Proper definition and evolution of generalized transverse momentum distributions
Miguel G. Echevarria, Ahmad Idilbi, Koichi Kanazawa, Cédric Lorcé, Andreas Metz, Barbara Pasquini, Marc Schlegel
TL;DR
This work identifies a fundamental flaw in the standard GTMD definitions, showing that rapidity divergences render them ill-defined unless a soft radiation factor is included. By incorporating a soft function analogous to the TMD formalism, the authors obtain a RD-free, properly evolvable definition of GTMDs and derive their evolution kernel, which is spin independent and compatible with NNLL resummation. They compute the NLO structure for an unpolarized quark GTMD, illustrating the cancellation of rapidity divergences and establishing a consistent framework linking GTMDs to TMDs and GPDs. The results provide a practical path to lattice calculations and potential experimental access, and they extend naturally to gluon GTMDs through the same soft-factor structure.
Abstract
We consider one of the most fundamental sets of hadronic matrix elements, namely the generalized transverse momentum distributions (GTMDs), and argue that their existing definitions lack proper evolution properties.
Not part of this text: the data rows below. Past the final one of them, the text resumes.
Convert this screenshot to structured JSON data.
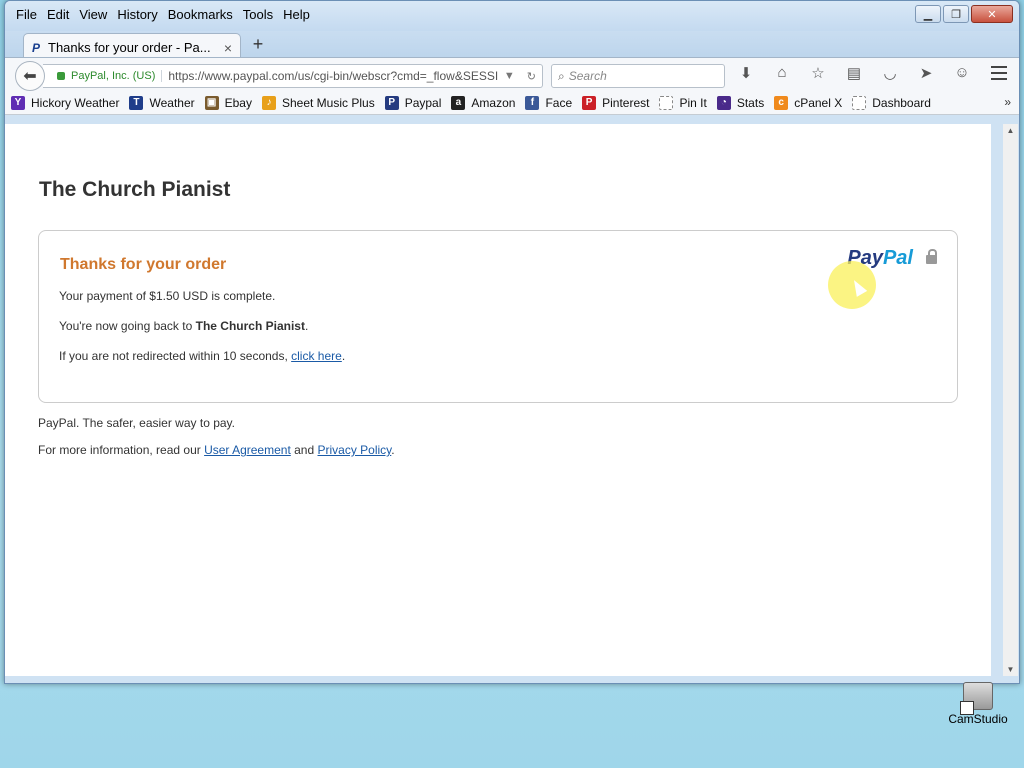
{
  "menubar": [
    "File",
    "Edit",
    "View",
    "History",
    "Bookmarks",
    "Tools",
    "Help"
  ],
  "tab": {
    "title": "Thanks for your order - Pa...",
    "favicon": "paypal-icon",
    "close": "×"
  },
  "newtab": "+",
  "navbar": {
    "identity": "PayPal, Inc. (US)",
    "url": "https://www.paypal.com/us/cgi-bin/webscr?cmd=_flow&SESSIO",
    "search_placeholder": "Search"
  },
  "bookmarks": [
    {
      "label": "Hickory Weather",
      "icon": "yahoo-icon",
      "color": "#5f2db3",
      "glyph": "Y"
    },
    {
      "label": "Weather",
      "icon": "twc-icon",
      "color": "#1f3d8a",
      "glyph": "T"
    },
    {
      "label": "Ebay",
      "icon": "shopping-bag-icon",
      "color": "#7a5b2e",
      "glyph": "▣"
    },
    {
      "label": "Sheet Music Plus",
      "icon": "music-note-icon",
      "color": "#e8a01a",
      "glyph": "♪"
    },
    {
      "label": "Paypal",
      "icon": "paypal-icon",
      "color": "#253b80",
      "glyph": "P"
    },
    {
      "label": "Amazon",
      "icon": "amazon-icon",
      "color": "#222222",
      "glyph": "a"
    },
    {
      "label": "Face",
      "icon": "facebook-icon",
      "color": "#3b5998",
      "glyph": "f"
    },
    {
      "label": "Pinterest",
      "icon": "pinterest-icon",
      "color": "#cb2027",
      "glyph": "P"
    },
    {
      "label": "Pin It",
      "icon": "blank-page-icon",
      "color": "#ffffff",
      "glyph": ""
    },
    {
      "label": "Stats",
      "icon": "pie-chart-icon",
      "color": "#4a2a8a",
      "glyph": "◔"
    },
    {
      "label": "cPanel X",
      "icon": "cpanel-icon",
      "color": "#f08a1c",
      "glyph": "c"
    },
    {
      "label": "Dashboard",
      "icon": "blank-page-icon",
      "color": "#ffffff",
      "glyph": ""
    }
  ],
  "page": {
    "merchant": "The Church Pianist",
    "heading": "Thanks for your order",
    "payment_text": "Your payment of $1.50 USD is complete.",
    "going_back_prefix": "You're now going back to ",
    "going_back_name": "The Church Pianist",
    "going_back_suffix": ".",
    "redirect_prefix": "If you are not redirected within 10 seconds, ",
    "redirect_link": "click here",
    "redirect_suffix": ".",
    "logo_pay": "Pay",
    "logo_pal": "Pal",
    "footer_tagline": "PayPal. The safer, easier way to pay.",
    "footer_info_prefix": "For more information, read our ",
    "user_agreement": "User Agreement",
    "footer_and": " and ",
    "privacy_policy": "Privacy Policy",
    "footer_suffix": "."
  },
  "desktop": {
    "icon_label": "CamStudio"
  },
  "colors": {
    "heading": "#d0782e",
    "link": "#1a5aa6",
    "pay": "#253b80",
    "pal": "#179bd7"
  }
}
By exploiting the similarity of GTMDs with the much better understood transverse momentum distributions, we argue that the existing definitions of GTMDs have to include an additional dependence on soft gluon radiation in order to render them properly defined. With this, we manage to obtain the evolution kernel of all (un)polarized quark and gluon GTMDs, which turns out to be spin independent. As a byproduct, all large logarithms can be resummed up to next-to-next-to-leading-logarithmic accuracy with the currently known perturbative ingredients.